А на небе тучи, словно бой ведут,
Силы мрака «верхом на восток идут»:
Тёмные и светлые бьются до конца,
И летят несметные капельки «свинца»!

Вдруг пришёл паломник… Матери дарит
Чудотворный триптих, гулко говорит:
«Возлюби сей образ праведной любви,
По законам Божьим, дочь моя, живи!»
Мать, молясь безмолвно, лик Христа несёт,
В небо грустно смотрит и её зовёт!

...И она проснулась – кто-то тормошит…
«Отошла?

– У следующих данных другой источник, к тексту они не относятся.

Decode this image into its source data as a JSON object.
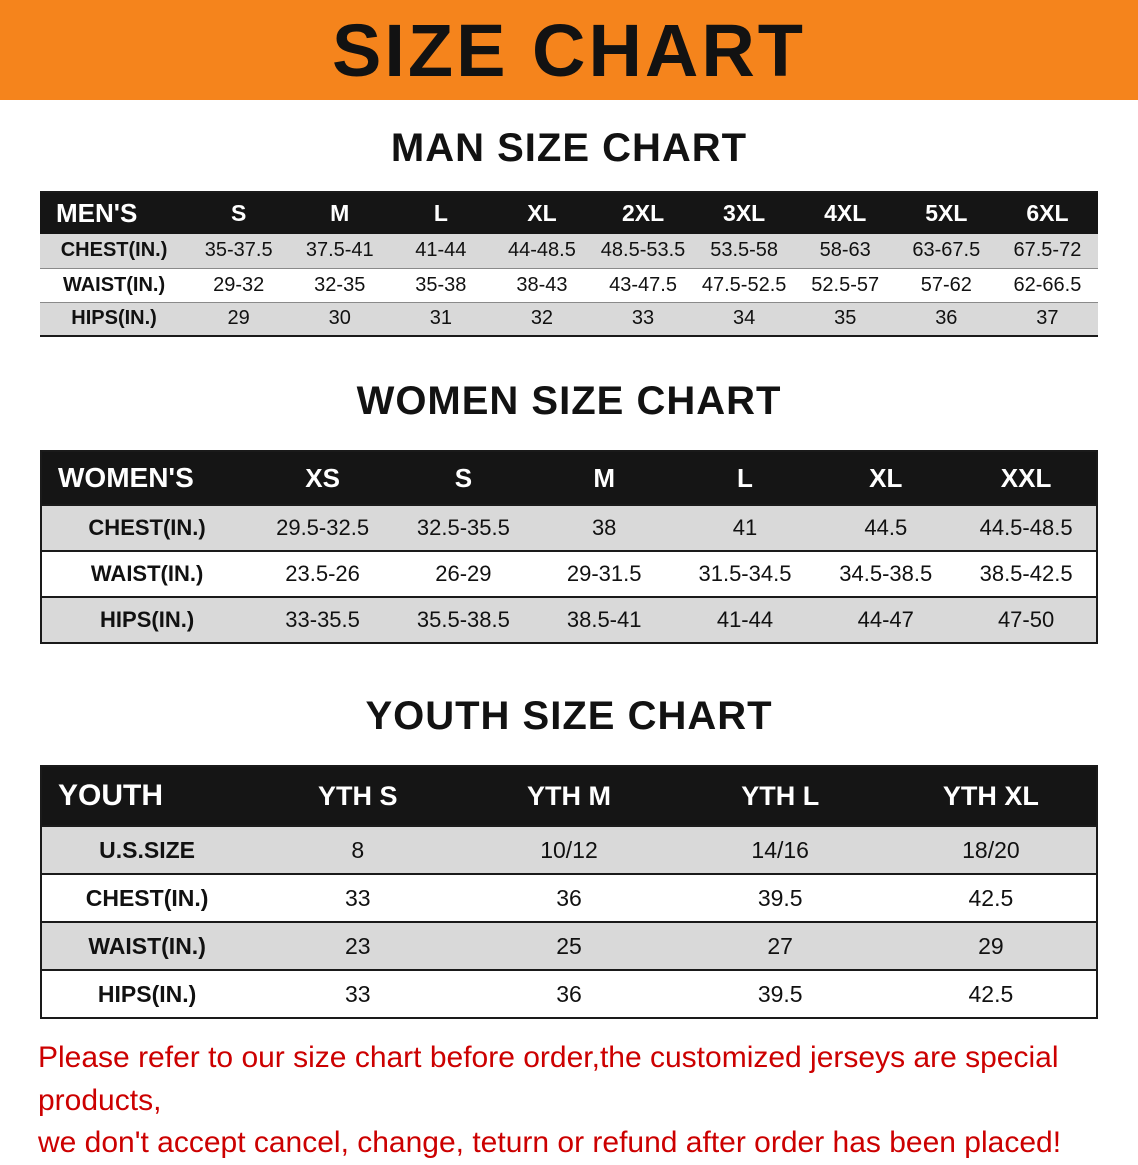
{
  "banner": {
    "title": "SIZE CHART",
    "bg_color": "#F5841C"
  },
  "sections": [
    {
      "id": "men",
      "title": "MAN SIZE CHART",
      "table": {
        "label_col_width": "14%",
        "header": [
          "MEN'S",
          "S",
          "M",
          "L",
          "XL",
          "2XL",
          "3XL",
          "4XL",
          "5XL",
          "6XL"
        ],
        "rows": [
          [
            "CHEST(IN.)",
            "35-37.5",
            "37.5-41",
            "41-44",
            "44-48.5",
            "48.5-53.5",
            "53.5-58",
            "58-63",
            "63-67.5",
            "67.5-72"
          ],
          [
            "WAIST(IN.)",
            "29-32",
            "32-35",
            "35-38",
            "38-43",
            "43-47.5",
            "47.5-52.5",
            "52.5-57",
            "57-62",
            "62-66.5"
          ],
          [
            "HIPS(IN.)",
            "29",
            "30",
            "31",
            "32",
            "33",
            "34",
            "35",
            "36",
            "37"
          ]
        ]
      }
    },
    {
      "id": "women",
      "title": "WOMEN SIZE CHART",
      "table": {
        "label_col_width": "20%",
        "header": [
          "WOMEN'S",
          "XS",
          "S",
          "M",
          "L",
          "XL",
          "XXL"
        ],
        "rows": [
          [
            "CHEST(IN.)",
            "29.5-32.5",
            "32.5-35.5",
            "38",
            "41",
            "44.5",
            "44.5-48.5"
          ],
          [
            "WAIST(IN.)",
            "23.5-26",
            "26-29",
            "29-31.5",
            "31.5-34.5",
            "34.5-38.5",
            "38.5-42.5"
          ],
          [
            "HIPS(IN.)",
            "33-35.5",
            "35.5-38.5",
            "38.5-41",
            "41-44",
            "44-47",
            "47-50"
          ]
        ]
      }
    },
    {
      "id": "youth",
      "title": "YOUTH SIZE CHART",
      "table": {
        "label_col_width": "20%",
        "header": [
          "YOUTH",
          "YTH S",
          "YTH M",
          "YTH L",
          "YTH XL"
        ],
        "rows": [
          [
            "U.S.SIZE",
            "8",
            "10/12",
            "14/16",
            "18/20"
          ],
          [
            "CHEST(IN.)",
            "33",
            "36",
            "39.5",
            "42.5"
          ],
          [
            "WAIST(IN.)",
            "23",
            "25",
            "27",
            "29"
          ],
          [
            "HIPS(IN.)",
            "33",
            "36",
            "39.5",
            "42.5"
          ]
        ]
      }
    }
  ],
  "footer": {
    "text_color": "#CC0000",
    "lines": [
      "Please refer to our size chart before order,the customized jerseys are special products,",
      "we don't accept cancel, change, teturn or refund after order has been placed!"
    ]
  }
}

Клиента надо обслужить!
Постарайся, крошка, с ним послушной быть!..
Не пора ль малышек … «ремеслу» учить?!»

Встрепенулось сердце – пульс тревогу бьёт,
Закружил на нервах мыслей хоровод:
«Откажусь – дочурки будут голодны,
Сутенёру … слёзы вовсе не нужны!»

Вдруг блеснул заветный крестик на груди –
Каясь, вопрошала: «Как детей спасти?»
Будучи в отчаяньи, выход не найдя,
Обратилась к матери с плачем, как дитя:

«Мамо моя мила, що терпіть прийшлося!..
Чому мені вдома справи не знайшлося?
І чого пішла я, дурка, на «панель»?
Яким став огидним мені той бордель!»

(Текст на украинском языке (авторский перевод):
«Мама, дорогая, что со мной стряслось?
Почему мне дома дела не нашлось!
И зачем пошла я, дура, на панель?
Как же ненавистен мне этот бордель!»)

…К ней в окно заглядывала алая заря;
На щеках отсвечивали «капли янтаря»:
Крайне истомлённая болью и тоской,
Как из клетки горлинка, рвалась в край родной!

А на небе раннем побеждает свет –
Из-за холмов мрака засиял рассвет!
В ореоле ярком по небу идёт –
Жаждущих прозренья за собой влечёт!..

На родную землю ходят поезда,
Разрывая сердце, в путь зовут суда!
Дорога Отчизна! Лишь одна беда –
Дома Аллу встретит … страшная нужда!

Почему богатый украинский край
Сущий ад для честных, для лукавых – рай?!